A few strengths of the study should be noted. First, we established the contents of naringin in CPE through high-performance liquid chromatography, which allows us to estimate the exact level of exposure of reference constituent from the CPE. Second, we established in vivo pneumonitis via nasal administration, which is more technically challenging yet relevant to reflect inhalation toxicant exposure. To examine dose-dependent responses of CPE, we included both low and high doses of CPE; as a result, we were not able to demonstrate further protection from the high-dose group (i.e., CPH), which is fundamental information for future pharmacokinetic and toxicity studies. In contrast, weak points also existed. We analyzed the content of naringin, which is expected to be a major bioactive of CPE, through high-performance liquid chromatography, but other miscellaneous phenolic compounds were not quantified for this study.

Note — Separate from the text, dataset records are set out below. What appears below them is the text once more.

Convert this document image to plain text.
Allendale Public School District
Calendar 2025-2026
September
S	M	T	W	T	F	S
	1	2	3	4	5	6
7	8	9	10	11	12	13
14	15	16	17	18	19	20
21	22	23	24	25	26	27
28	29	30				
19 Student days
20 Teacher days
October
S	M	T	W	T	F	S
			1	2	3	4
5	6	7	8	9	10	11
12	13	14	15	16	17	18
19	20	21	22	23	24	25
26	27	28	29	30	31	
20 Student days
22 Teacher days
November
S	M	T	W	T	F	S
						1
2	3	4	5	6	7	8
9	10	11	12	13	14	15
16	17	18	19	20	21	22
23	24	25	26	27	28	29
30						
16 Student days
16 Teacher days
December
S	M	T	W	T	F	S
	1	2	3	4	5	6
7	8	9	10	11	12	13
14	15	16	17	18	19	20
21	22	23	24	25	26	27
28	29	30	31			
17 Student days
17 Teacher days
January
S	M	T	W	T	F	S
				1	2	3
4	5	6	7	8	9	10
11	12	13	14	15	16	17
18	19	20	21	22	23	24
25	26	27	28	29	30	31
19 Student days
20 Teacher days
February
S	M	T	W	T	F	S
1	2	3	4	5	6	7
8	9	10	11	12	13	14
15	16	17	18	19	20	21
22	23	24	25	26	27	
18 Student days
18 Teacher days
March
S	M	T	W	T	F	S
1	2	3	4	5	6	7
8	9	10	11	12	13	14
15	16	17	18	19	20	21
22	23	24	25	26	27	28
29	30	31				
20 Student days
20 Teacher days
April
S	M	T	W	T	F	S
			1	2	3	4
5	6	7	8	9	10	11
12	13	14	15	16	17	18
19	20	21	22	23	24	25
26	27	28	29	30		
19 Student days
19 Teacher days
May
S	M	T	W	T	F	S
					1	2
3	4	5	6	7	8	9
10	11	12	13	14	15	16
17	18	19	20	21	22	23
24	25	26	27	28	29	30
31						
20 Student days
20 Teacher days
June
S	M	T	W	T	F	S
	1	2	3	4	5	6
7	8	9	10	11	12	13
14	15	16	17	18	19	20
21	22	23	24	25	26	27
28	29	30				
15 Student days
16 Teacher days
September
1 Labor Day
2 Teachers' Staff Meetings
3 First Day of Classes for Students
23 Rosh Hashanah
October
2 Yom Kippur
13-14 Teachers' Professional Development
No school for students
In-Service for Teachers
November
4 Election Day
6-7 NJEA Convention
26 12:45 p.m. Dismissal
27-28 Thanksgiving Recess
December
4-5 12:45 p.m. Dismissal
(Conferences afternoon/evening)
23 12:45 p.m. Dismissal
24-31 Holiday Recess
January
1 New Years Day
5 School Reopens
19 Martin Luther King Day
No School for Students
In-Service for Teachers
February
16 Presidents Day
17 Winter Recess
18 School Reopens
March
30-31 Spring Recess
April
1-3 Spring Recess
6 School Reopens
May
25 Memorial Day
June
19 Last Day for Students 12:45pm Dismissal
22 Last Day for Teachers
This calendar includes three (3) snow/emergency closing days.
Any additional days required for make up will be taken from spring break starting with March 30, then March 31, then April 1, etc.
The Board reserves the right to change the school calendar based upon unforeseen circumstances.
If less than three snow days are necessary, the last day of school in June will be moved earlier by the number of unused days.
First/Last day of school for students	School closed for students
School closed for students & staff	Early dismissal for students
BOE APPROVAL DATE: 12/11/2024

Therefore, it is certainly possible that other potential phytonutrients may have played roles that can be further investigated in future studies. Relatedly, we have shown that naringin inhibits ROS generation in vitro, in which its potential was compared with a known radical scavenging compound (i.e., quercetin). Thus, the inclusion of a positive control group (using a known ROS scavenger) might have provided additional insight as to relative potential against PM₁₀-induced respiration damage. Although it was a proof-of-concept study, we used human lung carcinoma, which is not relevant to the prevention study of pneumonitis; perhaps primary normal alveolar epithelial cells would have been a better option. However, our aim to use the in vitro model was to simply examine the intracellular anti-oxidative potential of naringin and CPE before the in vivo study in which the cell study results were reproduced. Second, our study conditions were acute, and hence were not harsh enough to induce further advanced pathological markers (e.g., pulmonary fibrosis); thus, long-term exposure studies might be warranted in the future.

4. Conclusions

This study provides evidence that ROS production in lung cells increased by PM₁₀ treatment can induce oxidative damage-induced extrinsic apoptosis, which could affect cell viability. We confirmed that CPE and naringin treatment decreased intracellular ROS production and increased cell viability of lung cells against PM₁₀-induced oxidative stress. Furthermore, we investigated the protective effect of CPE against oxidative stress by a PM₁₀-induced lung injury mouse model and confirmed that it could alleviate the damage through histological complementation and suppressed the expression of pro-inflammatory cytokines and extrinsic apoptosis-related proteins. In conclusion, these results indicate that CPE exhibits a protective effect against oxidative stress-induced lung damage in both in vitro and in vivo models. On the basis of these results, the following further studies can be carried out: First, since this study was an acute inflammatory response study, a long-term pre-clinical study might be needed. Further, it is warranted to investigate mechanistic validation(s) with regard to NAR and CPE on PM₁₀-induced inflammatory signaling pathways. Finally, clinical trials should be conducted in polluted areas or on smokers who are exposed to PM₁₀ in order to determine the clinical potency of CPE and naringin.